Sunday, April 24, 2011

With the birds I’ll share this lonely view…



They came to cut the trees Friday. Had gotten a call the night before from Jake Cranford saying they could come in the morning, and could we have the cars moved? You bet! Bring it on! I was just going to nap all day and maybe read Ree Drummond’s Black Heels To Tractor Wheels. But I’ve pretty much already read Ree’s story through her blog, and who needs to nap when you can watch tree cutters cutting down hundred foot-plus pines that are growing about five feet away from your house?

There were three guys working the job: owner Jake Cranford, a fellow with a CDL who drove the trucks and held the lines, and Mike the Climber. About an hour into the job, my neighbor Joel got hired to work the lines and load lumber (he used to cut trees for a living, so he just stepped into the job like he had never stopped).

Everyone was pretty low key…except for Mike the Climber. He reminded me of Flea from the Red Hot Chili Peppers. Was Appalachian lean, with a shaved head. Looked like an Irish bare-knuckle boxer, missing his two front teeth. High strung and moved real fast, but with the grace of a mountain cat. Talked fast, too. He was out front revving up the chainsaws while the other guys were gone getting the log truck. Strange sound, chainsaws outside your window on a Good Friday morning. But you gotta have good working chainsaws when you’re a climber. And you gotta make sure they all are in working order before you get up in a tree to start cutting. Takes a special kinda person to do the climbing part of tree cutting.

Took probably six hours for them to get finished. And that’s with a very short lunch break. Jake Cranford said that it would’ve taken far less time if the trees hadn’t been so close to the house. That’s okay. It was a good show for the neighborhood. Pretty much everybody and their mother came out to watch. Jilly Jill brought out a chair to the sidewalk, and Danny Dan filmed part of the cutting for a project he was working on. Dad even came from Rainbow City…

For about five minutes that day, I felt like the Once-ler from Seuss’ The Lorax. Here I was, not treating my trees with care. I was not giving them water, nor feeding them fresh air. I was allowing my trees to be, in a literal and literary sense, hacked at with axes. But these trees needed to go. They had been tossing their pinecones to and fro. And dropping big limbs when the winds did blow. I promised that in their place one day, we would plant smaller trees under which the children could play. And there the smaller trees forever would stay…and the Barbaloots in their Barbaloot suits would once again be happy and gay! Okay, I’ll stop…

Later in the day, it got back to me that someone had asked Mike the Climber how long he had been doing this kind of work. His response was, “Oh, my first day was yesterday. But I stayed in a Holiday Inn last night…” Wiseguy.

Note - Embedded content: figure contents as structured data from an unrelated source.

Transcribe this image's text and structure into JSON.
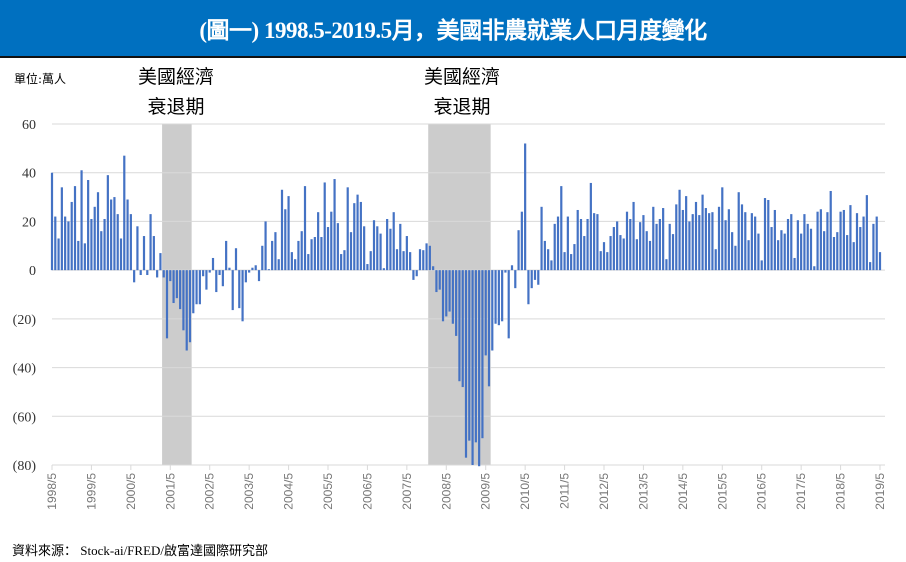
{
  "header": {
    "title": "(圖一) 1998.5-2019.5月，美國非農就業人口月度變化"
  },
  "unit_label": "單位:萬人",
  "recession_labels": [
    {
      "line1": "美國經濟",
      "line2": "衰退期"
    },
    {
      "line1": "美國經濟",
      "line2": "衰退期"
    }
  ],
  "source": "資料來源： Stock-ai/FRED/啟富達國際研究部",
  "colors": {
    "header": "#0070C0",
    "bar": "#4472C4",
    "recession": "#CCCCCC",
    "grid": "#D9D9D9"
  },
  "chart_data": {
    "type": "bar",
    "title": "(圖一) 1998.5-2019.5月，美國非農就業人口月度變化",
    "ylabel": "單位:萬人",
    "xlabel": "",
    "start": "1998/5",
    "end": "2019/5",
    "ylim": [
      -80,
      60
    ],
    "yticks": [
      60,
      40,
      20,
      0,
      -20,
      -40,
      -60,
      -80
    ],
    "ytick_labels": [
      "60",
      "40",
      "20",
      "0",
      "(20)",
      "(40)",
      "(60)",
      "(80)"
    ],
    "xtick_labels": [
      "1998/5",
      "1999/5",
      "2000/5",
      "2001/5",
      "2002/5",
      "2003/5",
      "2004/5",
      "2005/5",
      "2006/5",
      "2007/5",
      "2008/5",
      "2009/5",
      "2010/5",
      "2011/5",
      "2012/5",
      "2013/5",
      "2014/5",
      "2015/5",
      "2016/5",
      "2017/5",
      "2018/5",
      "2019/5"
    ],
    "grid": true,
    "recessions": [
      {
        "start": "2001/3",
        "end": "2001/11"
      },
      {
        "start": "2007/12",
        "end": "2009/6"
      }
    ],
    "values": [
      40,
      22,
      13,
      34,
      22,
      20,
      28,
      34.5,
      12,
      41,
      11,
      37,
      21,
      26,
      32,
      16,
      21,
      39,
      29,
      30,
      23,
      13,
      47,
      29,
      23,
      -5,
      18,
      -2,
      14,
      -2,
      23,
      14,
      -3,
      7,
      -3,
      -28,
      -4.5,
      -13.5,
      -11.5,
      -16,
      -24.7,
      -33,
      -29.6,
      -17.7,
      -14,
      -14,
      -2.5,
      -8,
      -1,
      5,
      -9,
      -2,
      -6.6,
      12,
      1,
      -16.4,
      9,
      -15.6,
      -21,
      -5,
      -1,
      1,
      2,
      -4.5,
      10,
      20,
      0.4,
      12,
      15.6,
      4.5,
      33,
      25,
      30.4,
      7.4,
      4.5,
      12,
      16,
      34.5,
      6.6,
      12.7,
      13.6,
      23.8,
      13.6,
      36,
      17.7,
      24,
      37.4,
      19.3,
      6.6,
      8.2,
      34,
      15.6,
      27.5,
      31,
      28,
      18,
      2.5,
      7.8,
      20.5,
      18,
      15,
      0.8,
      21,
      17,
      23.8,
      8.6,
      19,
      7.8,
      14,
      7.4,
      -4,
      -2.5,
      8.6,
      8.2,
      11,
      10,
      1.6,
      -9,
      -8,
      -21,
      -19,
      -17,
      -22,
      -27,
      -45.6,
      -48,
      -77,
      -70,
      -80,
      -70.7,
      -80.5,
      -69,
      -35,
      -47.7,
      -33,
      -22,
      -22.6,
      -21,
      -1,
      -28,
      2,
      -7.4,
      16.4,
      24,
      52,
      -14,
      -7.4,
      -4,
      -6,
      26,
      12,
      8.6,
      4,
      19,
      22,
      34.5,
      7.4,
      22,
      6.6,
      10.7,
      24.7,
      21,
      14,
      21,
      35.8,
      23.4,
      23,
      7.8,
      11.5,
      7.4,
      14,
      17.7,
      20,
      14.4,
      13,
      24,
      21,
      28,
      12.7,
      19.7,
      22.6,
      16,
      12,
      26,
      19,
      21,
      25.5,
      4.5,
      19,
      14.8,
      27,
      33,
      24.7,
      30.4,
      20,
      23,
      28,
      22.6,
      31,
      25.5,
      23.4,
      23.8,
      8.6,
      26,
      34,
      20.5,
      25,
      15.6,
      10,
      32,
      27,
      23.8,
      12.3,
      23.4,
      22,
      15,
      4,
      29.6,
      28.8,
      17.7,
      24.7,
      12.3,
      16.4,
      15,
      21,
      23,
      5,
      20.5,
      15,
      23,
      19,
      17,
      1.6,
      24,
      25,
      16,
      23.8,
      32.5,
      13.6,
      15.6,
      24,
      24.7,
      14.4,
      26.7,
      11.5,
      23.4,
      17.7,
      22,
      30.8,
      3.3,
      19,
      22,
      7.4
    ]
  }
}
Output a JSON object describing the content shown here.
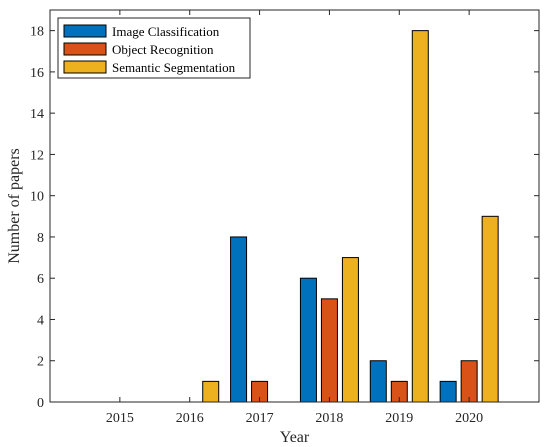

There was a point during the job where Mike the Climber was way up in the last tree standing. He’d had to go back up to take it down a bit more so that the bucket truck could comfortably reach the tree. I was standing by Jake Cranford across the street, watching. About the time I noticed that Mike the Climber had not hooked his safety up, Jake Cranford said, “He’s not got his safety on. I better remind him.” He yelled up to Mike the Climber, who laughed, and exaggeratedly hooked up his safety, then went back to work without missing a beat. I may have remarked at this point about a certain level of certifiable-ness or thrill-seeking that I thought climbers had to have in order to work the jobs they did. Jake Cranford somewhat agreed. He said of Mike the Climber, “He’s keyed up before he starts a job…and when he’s working. Will probably get off of this job, go home and kill a six-pack just to relax....to come down. Gotta be keyed up and nervous to do what he does. A climber isn’t nervous about a job, that’s when bad things happen.” Well, that sure put it into perspective for me. And Mike the Climber was far lower-key when he was finished with the job than when he started the job. No doubt about that…

So, after the last log was loaded, and I had settled up with Jake Cranford, I fell in love with The Bungalow all over again. Slim and I sat on the front porch for awhile to celebrate the yard with no trees, and to plan the landscaping we dreamed of doing. There are still two stumps that need to be ground (the stump-grinding guy will come next week), and two big holes in the yard where logs were dropped repeatedly (we’ll fill in with the mulch from the ground stumps and then add top soil), but it sure beats having two frighteningly monstrous trees so close to the house. And, I may be imagining it, but I swear that the cross breeze on the porch is even better than it was before (and it was pretty darn good when the trees were there).

1 comment:

lauri said...

So glad you finally got your heart's desire. Enjoy the breezes from every direction.